Claire and I will be riding each stage as a duo, and unlike road racing, the group will separate fairly quickly so we’ll likely be pretty much out on our own for most of the stages.
The Prologue: By far the tamest of the stages at only 27km and with 800m of climbing, this team time trial will also be one of the fastest stages with each team going out guns blazing to secure better seeding times the following day. I fully expect we’ll go out too hard.
Stage 1: The first of the big stages at 115km and 2350m of climbing, this Robertson to Robertson loop is going to be a very tough one. The first of the three climbs of the day is 3km covered in loose boulders and gets up to 25% justifying all the running over the coming months. (You won’t find us running around Wimbledon Common carrying our Scott Sparks on our shoulders just for *fun*….)
Stage 2: Another Robertson to Robertson 119km and 1650m climbing, this is supposed to be one of the prettier stages. “A geologist’s paradise” or somesuch. Not sure we’ll notice.
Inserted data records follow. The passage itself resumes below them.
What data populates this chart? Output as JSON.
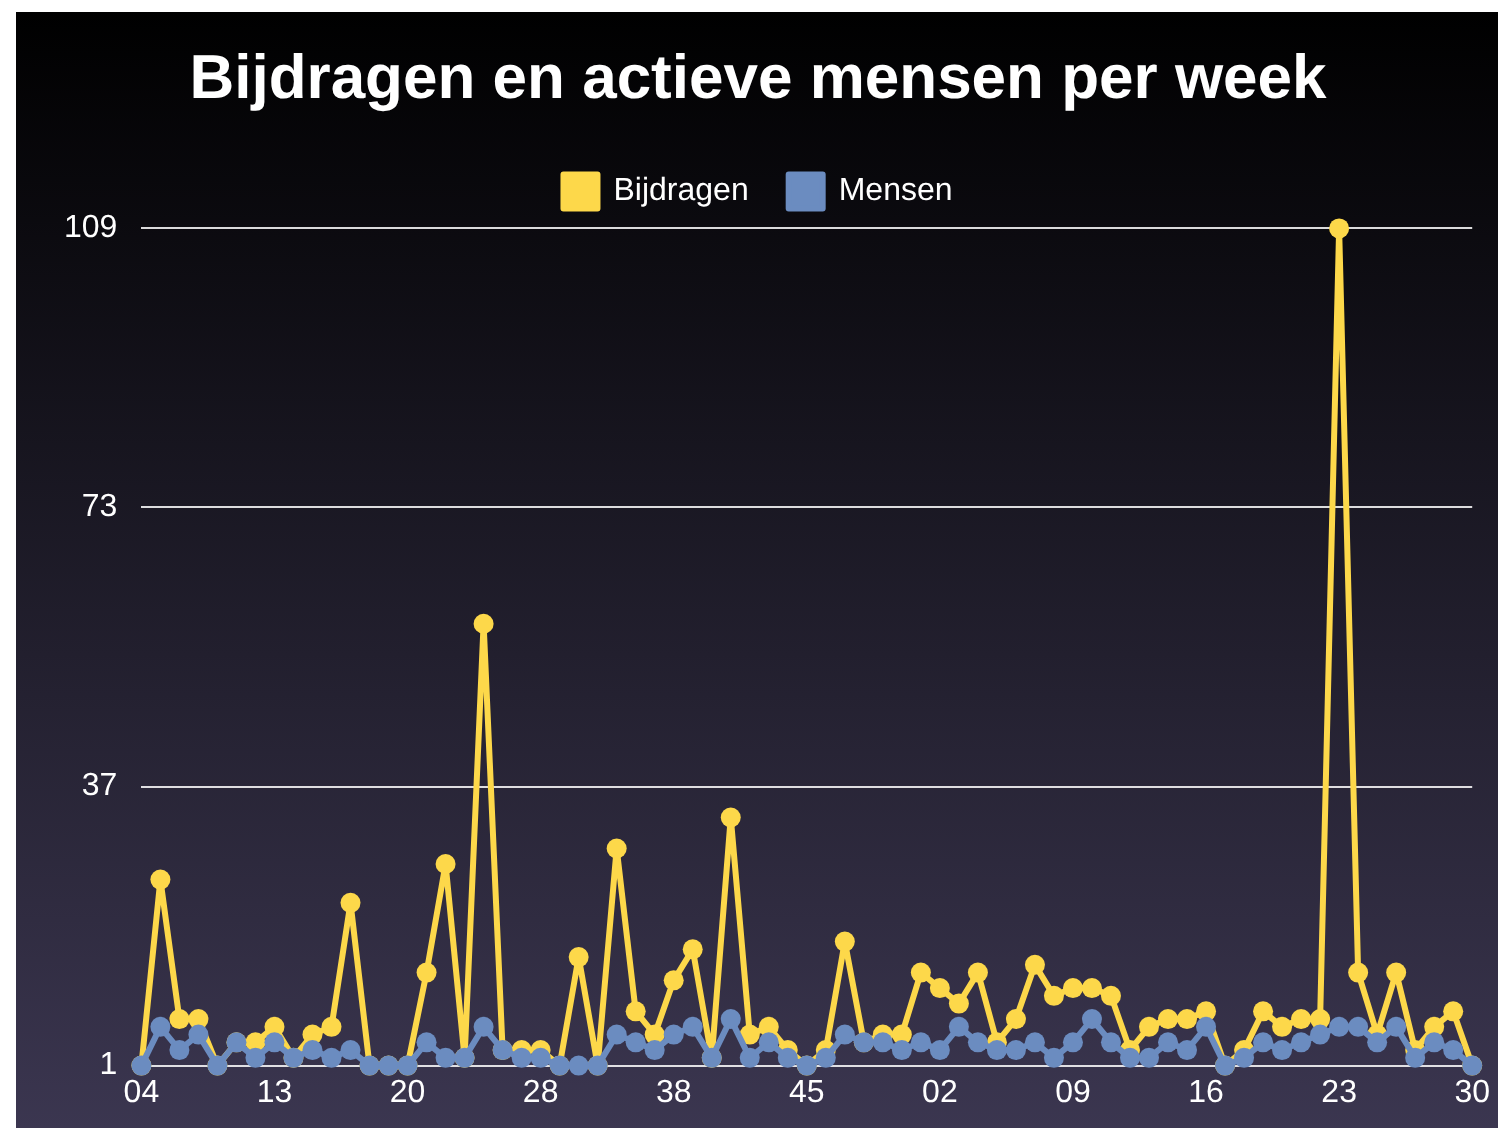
{
  "chart_data": {
    "type": "line",
    "title": "Bijdragen en actieve mensen per week",
    "categories": [
      "04",
      null,
      null,
      null,
      null,
      null,
      null,
      "13",
      null,
      null,
      null,
      null,
      null,
      null,
      "20",
      null,
      null,
      null,
      null,
      null,
      null,
      "28",
      null,
      null,
      null,
      null,
      null,
      null,
      "38",
      null,
      null,
      null,
      null,
      null,
      null,
      "45",
      null,
      null,
      null,
      null,
      null,
      null,
      "02",
      null,
      null,
      null,
      null,
      null,
      null,
      "09",
      null,
      null,
      null,
      null,
      null,
      null,
      "16",
      null,
      null,
      null,
      null,
      null,
      null,
      "23",
      null,
      null,
      null,
      null,
      null,
      null,
      "30"
    ],
    "series": [
      {
        "name": "Bijdragen",
        "color": "#fdd84a",
        "values": [
          1,
          25,
          7,
          7,
          1,
          4,
          4,
          6,
          2,
          5,
          6,
          22,
          1,
          1,
          1,
          13,
          27,
          2,
          58,
          3,
          3,
          3,
          1,
          15,
          1,
          29,
          8,
          5,
          12,
          16,
          2,
          33,
          5,
          6,
          3,
          1,
          3,
          17,
          4,
          5,
          5,
          13,
          11,
          9,
          13,
          4,
          7,
          14,
          10,
          11,
          11,
          10,
          3,
          6,
          7,
          7,
          8,
          1,
          3,
          8,
          6,
          7,
          7,
          109,
          13,
          5,
          13,
          3,
          6,
          8,
          1
        ]
      },
      {
        "name": "Mensen",
        "color": "#6b8cc0",
        "values": [
          1,
          6,
          3,
          5,
          1,
          4,
          2,
          4,
          2,
          3,
          2,
          3,
          1,
          1,
          1,
          4,
          2,
          2,
          6,
          3,
          2,
          2,
          1,
          1,
          1,
          5,
          4,
          3,
          5,
          6,
          2,
          7,
          2,
          4,
          2,
          1,
          2,
          5,
          4,
          4,
          3,
          4,
          3,
          6,
          4,
          3,
          3,
          4,
          2,
          4,
          7,
          4,
          2,
          2,
          4,
          3,
          6,
          1,
          2,
          4,
          3,
          4,
          5,
          6,
          6,
          4,
          6,
          2,
          4,
          3,
          1
        ]
      }
    ],
    "ylim": [
      1,
      109
    ],
    "yticks": [
      1,
      37,
      73,
      109
    ],
    "grid": "y",
    "legend": "top",
    "marker": "circle",
    "line_style": "solid"
  }
}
Stage 3: Just for fun, the longest stage in Absa Cape Epic history (!) at 147km and 2900m of climbing between Robertson and Caledon, this stage will be the hardest ride of our lives. Up and down several tricky climbs and fast descents over big loose rocks and shale… I’ve worked out that if we can survive this, we might just qualify as “climbers” when the road season commences. Note the ‘if’.
Stage 4: Though I’m thinking this should be a relative walk in the park at *only* 105km and 2600m of climbing, apparently this is going to be a very tough stage of exposure to scorching sun, brutal technical climbing and winding narrow singletrack.
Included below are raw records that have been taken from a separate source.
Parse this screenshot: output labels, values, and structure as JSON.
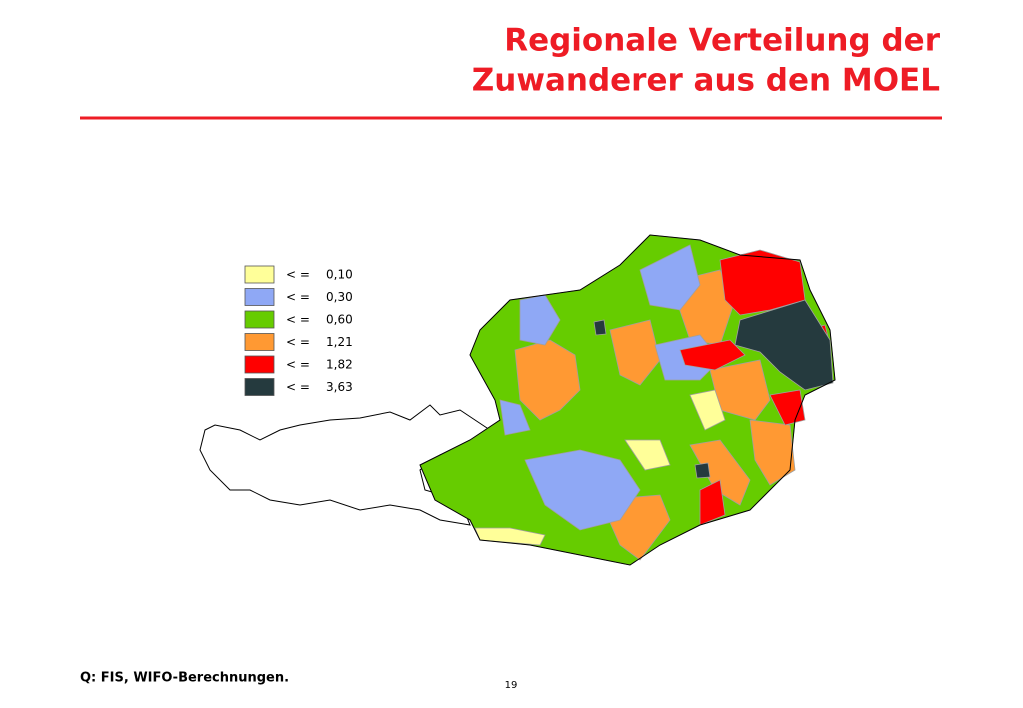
{
  "header": {
    "title_lines": [
      "Regionale Verteilung der",
      "Zuwanderer aus den MOEL"
    ]
  },
  "legend": {
    "items": [
      {
        "operator": "< =",
        "label": "0,10",
        "color": "#ffff99"
      },
      {
        "operator": "< =",
        "label": "0,30",
        "color": "#8fa8f5"
      },
      {
        "operator": "< =",
        "label": "0,60",
        "color": "#66cc00"
      },
      {
        "operator": "< =",
        "label": "1,21",
        "color": "#ff9933"
      },
      {
        "operator": "< =",
        "label": "1,82",
        "color": "#ff0000"
      },
      {
        "operator": "< =",
        "label": "3,63",
        "color": "#253a3e"
      }
    ]
  },
  "footer": {
    "source": "Q: FIS, WIFO-Berechnungen.",
    "page": "19"
  }
}
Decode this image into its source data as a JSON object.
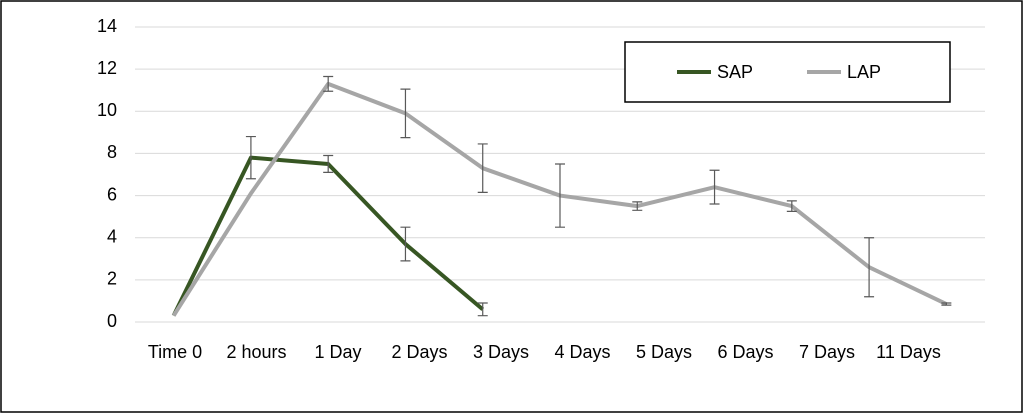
{
  "chart_data": {
    "type": "line",
    "categories": [
      "Time 0",
      "2 hours",
      "1 Day",
      "2 Days",
      "3 Days",
      "4 Days",
      "5 Days",
      "6 Days",
      "7 Days",
      "11 Days",
      null
    ],
    "series": [
      {
        "name": "SAP",
        "color": "#375623",
        "values": [
          0.3,
          7.8,
          7.5,
          3.7,
          0.6,
          null,
          null,
          null,
          null,
          null,
          null
        ],
        "errors": [
          0,
          1.0,
          0.4,
          0.8,
          0.3,
          null,
          null,
          null,
          null,
          null,
          null
        ]
      },
      {
        "name": "LAP",
        "color": "#a6a6a6",
        "values": [
          0.3,
          6.1,
          11.3,
          9.9,
          7.3,
          6.0,
          5.5,
          6.4,
          5.5,
          2.6,
          0.85
        ],
        "errors": [
          0,
          0,
          0.35,
          1.15,
          1.15,
          1.5,
          0.2,
          0.8,
          0.25,
          1.4,
          0.05
        ]
      }
    ],
    "ylim": [
      0,
      14
    ],
    "yticks": [
      0,
      2,
      4,
      6,
      8,
      10,
      12,
      14
    ],
    "grid": true,
    "legend": "top-right"
  }
}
Stage 5: 119km and 2350m of climbing between Calendon and Oak Valley, this is supposed to be the singletrack-heaven stage with some (much needed) “flowing” trails and stunner views.
Stage 6: As we come into the closing stages of the race, the 85km and 2200m of climbing are going to be deceptively hard. Luckily, there is 30km of steady dual track riding through the Cape Nature Reserve and as we ride into the finish, the looming peak of Groenlandberg will appear.
Stage 7: Between Oak Valley and Lourensford, we’ll finish the race with this 65km, 1350m stage of singletrack. We’ll be absolutely ruined by then. But apparently there are going to be some stunning views. Hence the need for a head-cam. We might not actually fully appreciate it until the wine tasting commences the following day.